Riportiamo, come testimonianza locale, una mail inviataci ad agosto dalla nostra referente Marija di Novozybkov sulla situazione degli incendi e del pericolo di dispersione della radioattività (e su quello che dicono e non dicono i media russi).

14.08.2010

Devo dire che è molto strano che da voi scrivono di noi sui giornali, e qui invece tacciono e non dicono niente. Era stato così anche quando ci fu l’incidente a Cernobyl nel 1986...

Forse tacciono perché hanno paura che ci potrebbe essere il panico tra i residenti... Perché il fuoco aumenterà le radiazioni di fondo... Non so cosa pensare. La settimana scorsa abbiamo avuto anche qui a Novozybkov due giorni di smog, chiudevamo le finestre, ma nel nostro giornale locale hanno scritto che è tutto a posto e che questo smog è arrivato qui da Mosca. Qualcuno ha anche detto che era torba bruciata nella nostra zona, ma poi tutto è passato e tutti si sono tranquillizzati.

Anche stamattina abbiamo sentito un po’ di fuoco, ma non come la settimana scorsa.

Oggi sono andata a vedere in Internet le informazioni su queste cose. Ecco cosa ho trovato:

In provincia di Novozybkov non ci sono stati incendi, in provincia di Zlynka si sono verificati due incendi su una superficie complessiva di 3,5 ettari. In provincia di Klincy ci sono stati 40 casi di incendio che hanno coinvolto 17 ettari di foresta. Un grande incendio si è verificato sabato scorso nella zona di Klimovsk vicino al villaggio di Novyj Ropsk. Sono bruciati dei campi abbandonati, invasi dalla foresta. Il fuoco si è lì propagato dall'Ucraina, dove ancora infuriano gli incendi. Fortunatamente, l’incendio non ha raggiunto il villaggio. Ma 200 ettari di campi sono bruciati.

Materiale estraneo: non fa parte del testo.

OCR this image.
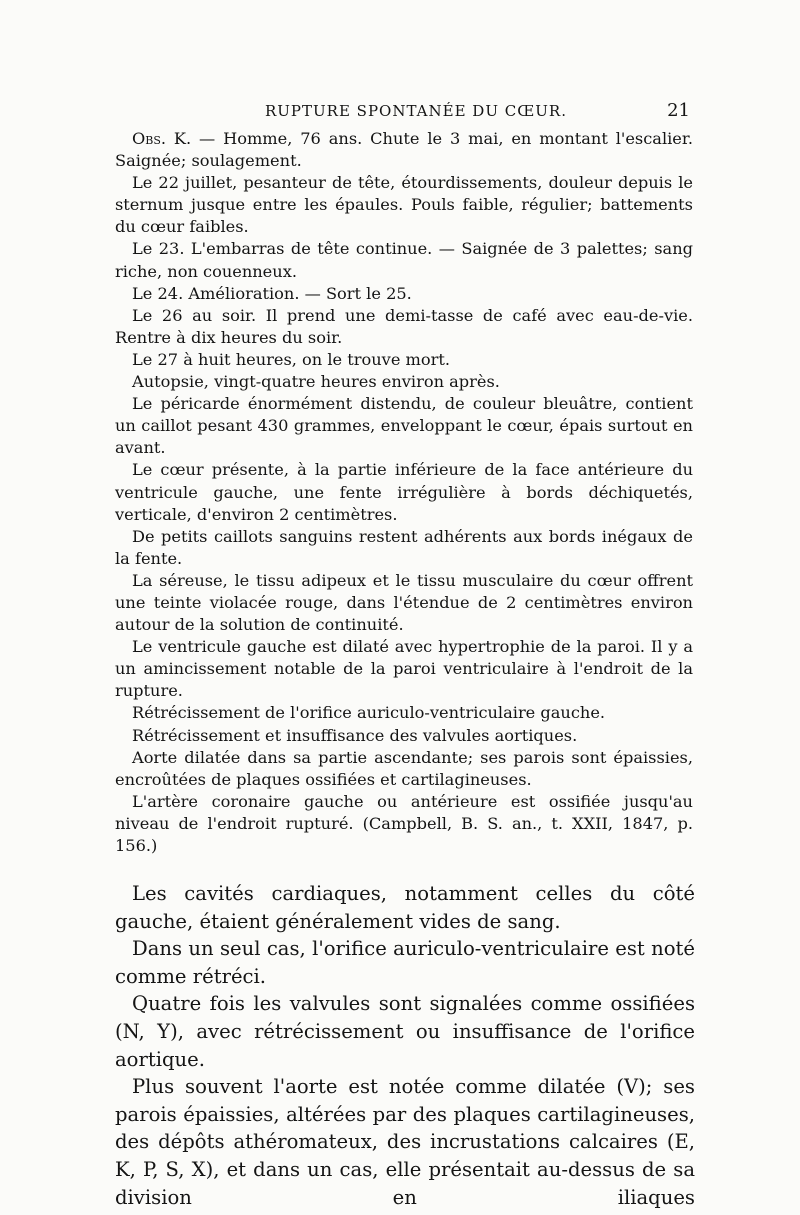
RUPTURE SPONTANÉE DU CŒUR.	21

Obs. K. — Homme, 76 ans. Chute le 3 mai, en montant l'escalier. Saignée; soulagement.

Le 22 juillet, pesanteur de tête, étourdissements, douleur depuis le sternum jusque entre les épaules. Pouls faible, régulier; battements du cœur faibles.

Le 23. L'embarras de tête continue. — Saignée de 3 palettes; sang riche, non couenneux.

Le 24. Amélioration. — Sort le 25.

Le 26 au soir. Il prend une demi-tasse de café avec eau-de-vie. Rentre à dix heures du soir.

Le 27 à huit heures, on le trouve mort.

Autopsie, vingt-quatre heures environ après.

Le péricarde énormément distendu, de couleur bleuâtre, contient un caillot pesant 430 grammes, enveloppant le cœur, épais surtout en avant.

Le cœur présente, à la partie inférieure de la face antérieure du ventricule gauche, une fente irrégulière à bords déchiquetés, verticale, d'environ 2 centimètres.

De petits caillots sanguins restent adhérents aux bords inégaux de la fente.

La séreuse, le tissu adipeux et le tissu musculaire du cœur offrent une teinte violacée rouge, dans l'étendue de 2 centimètres environ autour de la solution de continuité.

Le ventricule gauche est dilaté avec hypertrophie de la paroi. Il y a un amincissement notable de la paroi ventriculaire à l'endroit de la rupture.

Rétrécissement de l'orifice auriculo-ventriculaire gauche.

Rétrécissement et insuffisance des valvules aortiques.

Aorte dilatée dans sa partie ascendante; ses parois sont épaissies, encroûtées de plaques ossifiées et cartilagineuses.

L'artère coronaire gauche ou antérieure est ossifiée jusqu'au niveau de l'endroit rupturé. (Campbell, B. S. an., t. XXII, 1847, p. 156.)

Les cavités cardiaques, notamment celles du côté gauche, étaient généralement vides de sang.

Dans un seul cas, l'orifice auriculo-ventriculaire est noté comme rétréci.

Quatre fois les valvules sont signalées comme ossifiées (N, Y), avec rétrécissement ou insuffisance de l'orifice aortique.

Plus souvent l'aorte est notée comme dilatée (V); ses parois épaissies, altérées par des plaques cartilagineuses, des dépôts athéromateux, des incrustations calcaires (E, K, P, S, X), et dans un cas, elle présentait au-dessus de sa division en iliaques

In generale, comunque, ha assicurato il Servizio regionale antincendi boschivi, attualmente nella parte sud-occidentale la situazione è relativamente calma. Nel frattempo, secondo il MOE regionale, soltanto martedì sono avvenuti incendi in 6 diverse zone boschive della regione di Brjansk. Tra queste, anche a sud-ovest di Klincy ci sono stati quattro incendi, ma la superficie coinvolta – circa 2 ettari di terreno – è piccola.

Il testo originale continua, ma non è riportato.